Mars: Modeling Context & State Representations with Contrastive Learning for End-to-End Task-Oriented Dialog
This work addresses the challenge of generating high-quality system responses in task-oriented dialog systems, which is incremental as it builds on existing methods by refining context-state modeling.
The paper tackled the problem of improving end-to-end task-oriented dialog systems by exploring how dialog context representations affect belief and action state quality, proposing Mars with contrastive learning strategies. The result showed that more distinct context representations enhance multi-turn dialog performance, achieving state-of-the-art results on MultiWOZ 2.0, CamRest676, and CrossWOZ datasets.
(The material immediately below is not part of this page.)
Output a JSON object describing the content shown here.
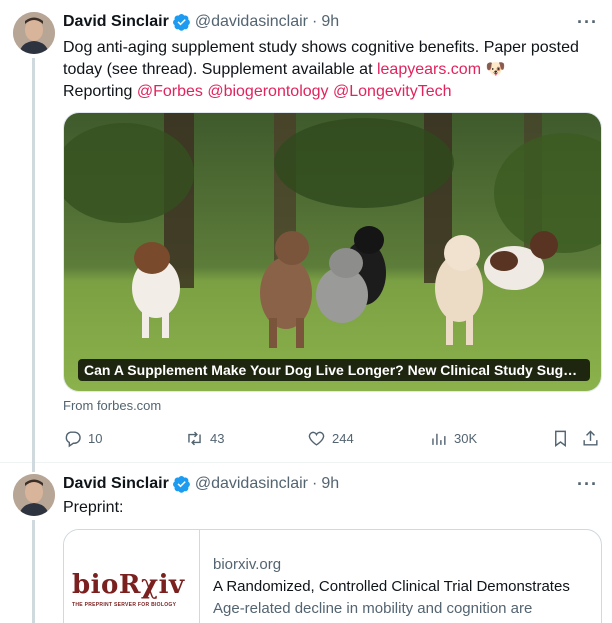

Traditional end-to-end task-oriented dialog systems first convert dialog context into belief state and action state before generating the system response. The system response performance is significantly affected by the quality of the belief state and action state. We first explore what dialog context representation is beneficial to improving the quality of the belief state and action state, which further enhances the generated response quality. To tackle our exploration, we propose Mars, an end-to-end task-oriented dialog system with two contrastive learning strategies to model the relationship between dialog context and belief/action state representations. Empirical results show dialog context representations, which are more different from semantic state representations, are more conducive to multi-turn task-oriented dialog. Moreover, our proposed Mars achieves state-of-the-art performance on the MultiWOZ 2.0, CamRest676, and CrossWOZ.